Note that the call to memcpy supply an alignment.

Accessing extern functions from JIT compiled code

If the JITed function needs to access extern functions that are statically linked and not exported as dynamic symbols (e.g. in Visual C++) then we need some extra steps. From reading posts on the subject it appears that the way to do this is to add a global mapping in the ExecutionEngine by calling the addGlobalMapping() method. However this doesn’t work with MCJIT due to a bug! So we need to use a workaround. Apparently there are two solutions:

  • Create a custom memory manager that resolves the extern functions.
  • Add the symbol to the global symbols by calling llvm::sys::DynamicLibrary::AddSymbol().

I am using the latter approach for now.

GEP instruction

The GEP instruction cannot compute addresses of fields in a pointer member - as the pointer needs to be ‘loaded’ first.

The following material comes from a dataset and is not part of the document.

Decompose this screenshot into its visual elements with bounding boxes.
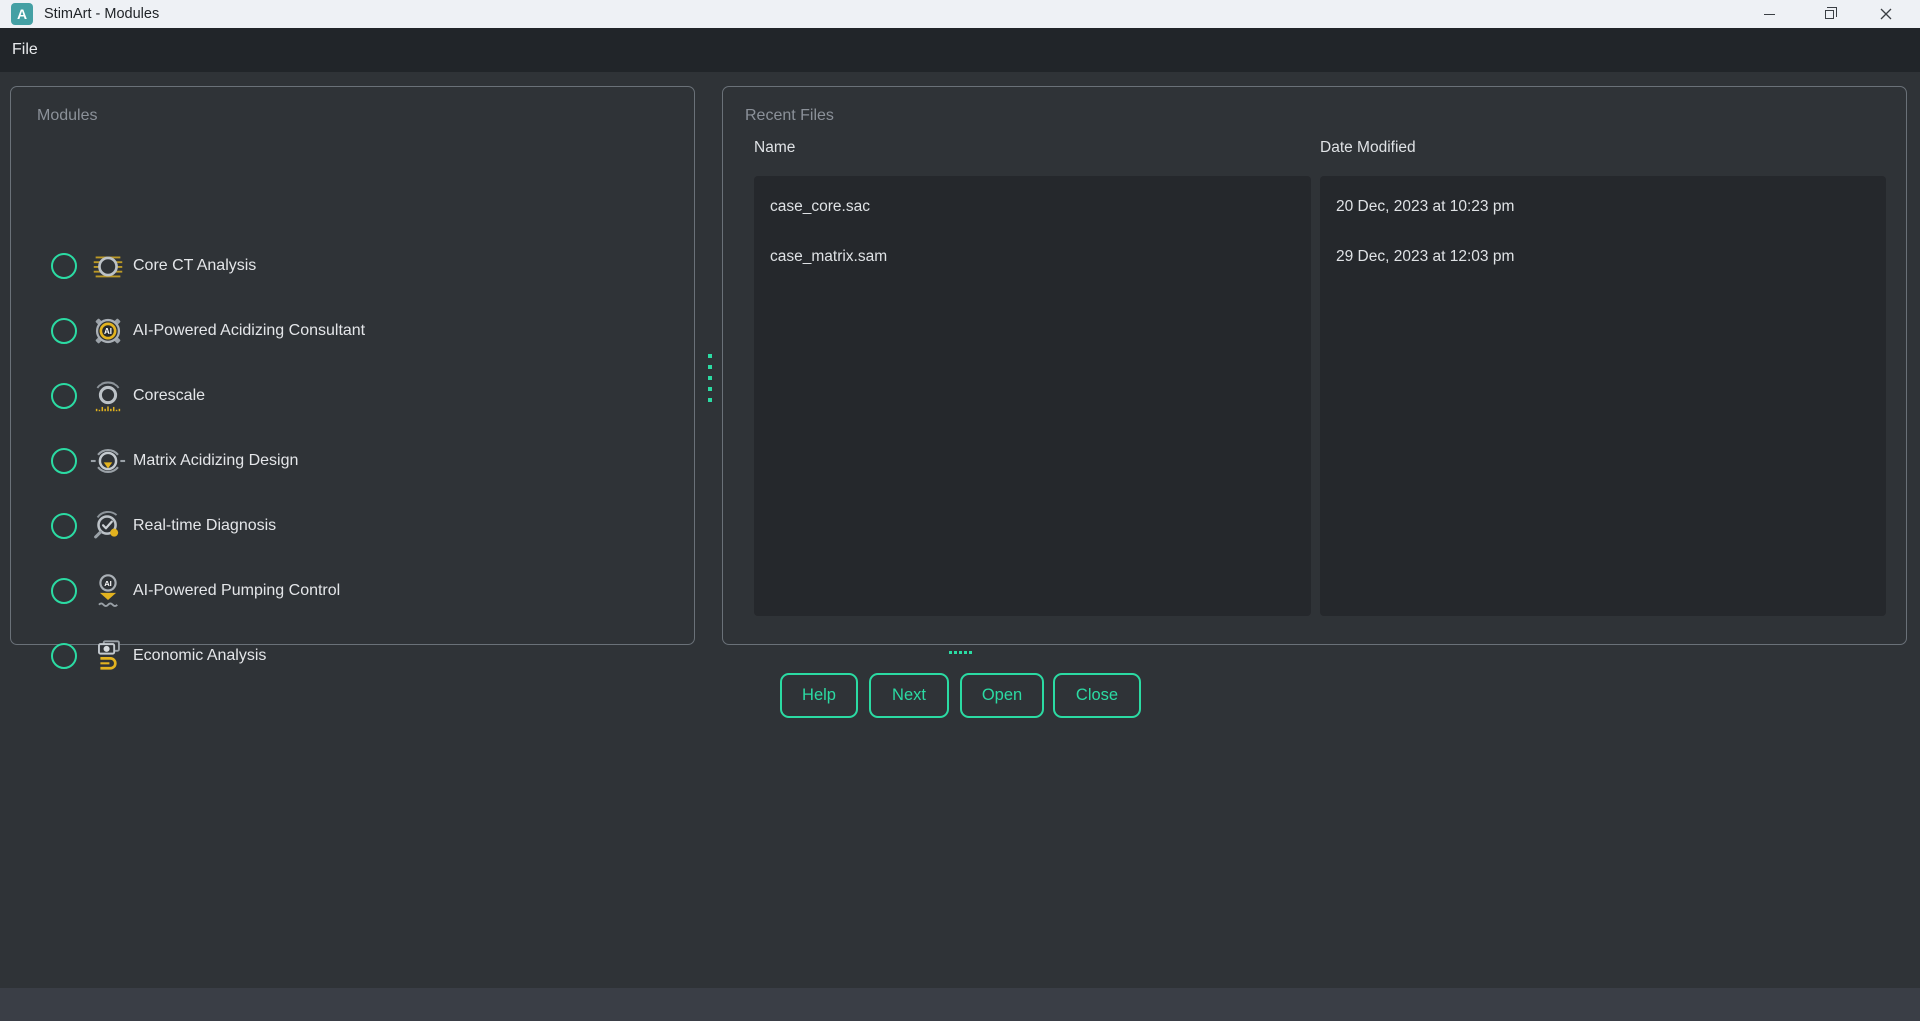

This is explained in the GEP FAQ.

Hooking up Optimization Passes

The LLVM documentation does not provide guidance on how the optimization passes should be hooked up. There are descriptions of what the passes do, but if you are new to LLVM and trying to work out which passes to use and in what order, then there is not much help available. The Kaleidoscope Sample shows a small example of how optimization passes may be hooked up.

Fortunately it seems that there is a PassManagerBuilder component that allows easy setup of the standard passes for a C like language. Unfortunately there isn’t much guidance on how to use this either. The best source of information I found was an example toy compiler by David Chisnall.